Me aferré a la chaqueta de cuero que vestía su pecho. Mis uñas se atacaban con fuerza y mi nariz se traicionaba a sí misma con el perfume fresco que desprendía su espalda.
A mi alrededor, las luces de la ciudad me envolvían. Era completamente distinto a lo que veía de día y lo que me había estado acostumbrando en esa semana.
Todo se había transformado.
Los autos corrían con música estridente, los chicos bailaban en la calle con parejas preciosas que seguro habían pasado todo el día rizándose el cabello y por un momento la adrenalina de ir nadando entre el tráfico me hizo olvidarme de que estaba sufriendo por un dolor egoísta.
Egoísta en todos los sentidos.
¿Cómo podía estar triste por la llegada de un bebé?
¿Cómo podía dolerme la felicidad de ambos?
Las llantas de las bicicletas rodaron a toda velocidad por el pavimento y pronto la idea del taxista acosador se convirtió en una mierda.
El chico iba en completo silencio y quizás eso ayudó a que todos, incluso él, desaparecieran. Y solo quedamos el viento, la noche y yo. Todo eso mezclándose con la adrenalina que se liberaba por todo mi cuerpo.
Estaba viva.
Después de mucho tiempo me sentía viva.
Y cuando todo se detuvo y tuve que esperarme unos segundos para aterrizar de nuevo en la tierra al bajarme, solo pudo salir una cosa de mi boca:
—Wow.
El chico alzó una ceja sorprendido.
—¿Wow?
—¡Ocupo comprarme una de estas!—sonreí pero mi sonrisa fue desapareciendo mientras veía lo que me rodeaba: absolutamente nada.
—Creí que lo odiarías—soltó con tono pícaro.

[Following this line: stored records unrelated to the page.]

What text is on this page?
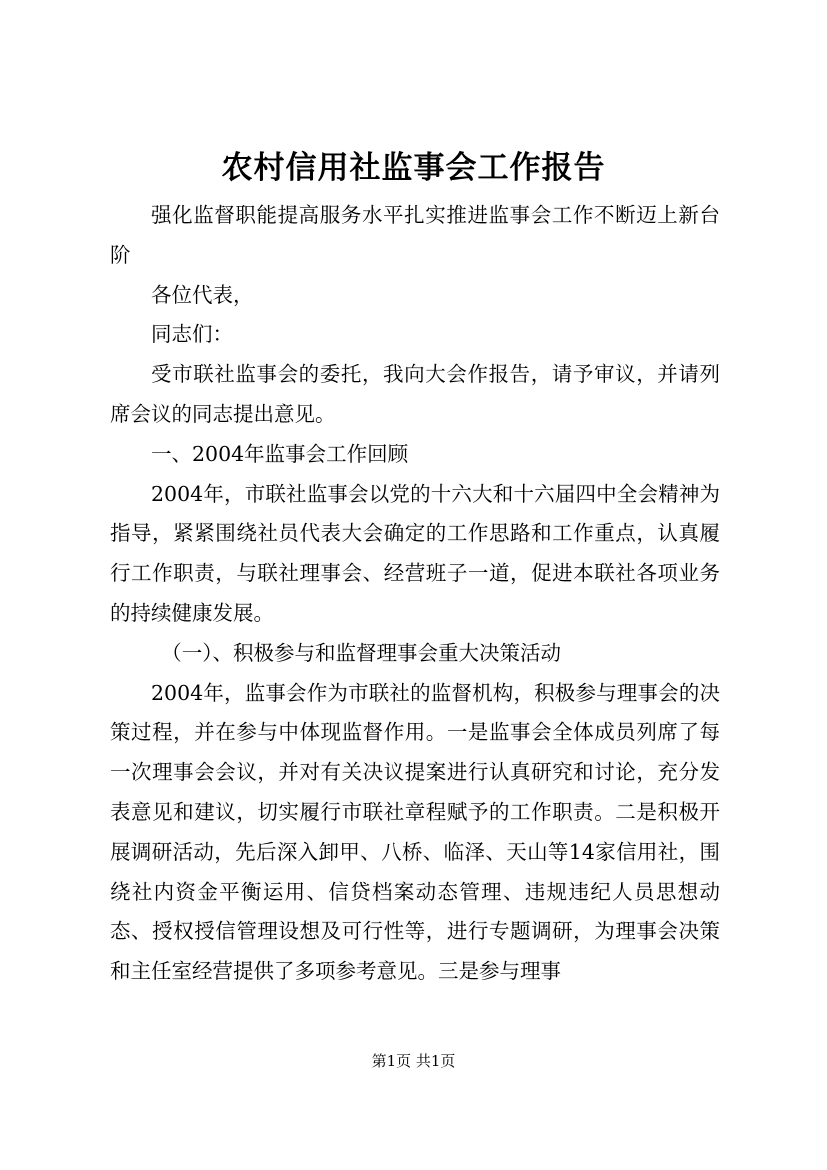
农村信用社监事会工作报告

强化监督职能提高服务水平扎实推进监事会工作不断迈上新台阶

各位代表，

同志们：

受市联社监事会的委托，我向大会作报告，请予审议，并请列席会议的同志提出意见。

一、2004年监事会工作回顾

2004年，市联社监事会以党的十六大和十六届四中全会精神为指导，紧紧围绕社员代表大会确定的工作思路和工作重点，认真履行工作职责，与联社理事会、经营班子一道，促进本联社各项业务的持续健康发展。

（一）、积极参与和监督理事会重大决策活动

2004年，监事会作为市联社的监督机构，积极参与理事会的决策过程，并在参与中体现监督作用。一是监事会全体成员列席了每一次理事会会议，并对有关决议提案进行认真研究和讨论，充分发表意见和建议，切实履行市联社章程赋予的工作职责。二是积极开展调研活动，先后深入卸甲、八桥、临泽、天山等14家信用社，围绕社内资金平衡运用、信贷档案动态管理、违规违纪人员思想动态、授权授信管理设想及可行性等，进行专题调研，为理事会决策和主任室经营提供了多项参考意见。三是参与理事

第1页 共1页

—A ti te sigo odiando. ¿En donde estamos?—mis ojos recorrieron los árboles espesos que nos rodeaban y la oscuridad inmensa que nos estaba engullendo—. ¿A caso eres un asesino en serie?
—No, para nada—la sonrisa incrementó y para mi profundo pesar sonreía bonito—. Yo... me siento en deuda por la arrollada aún cuando tú fuiste quien cruzó sin mirar.
—¡No es cierto!
—Sí es cierto.
—Al grano—lo detuve, sin nada de ganas de admitir que tenía razón.
Él se comenzó a rascar el cuello con nerviosismo.
—Quiero enseñarte algo—extendió su mano y yo la miré con todas las emociones del mundo atascadas en la garganta.
—Estamos en medio de la nada—le recordé.
—Confía en mí.
Confiar.
Hace mucho tiempo que yo había dejado de hacer eso.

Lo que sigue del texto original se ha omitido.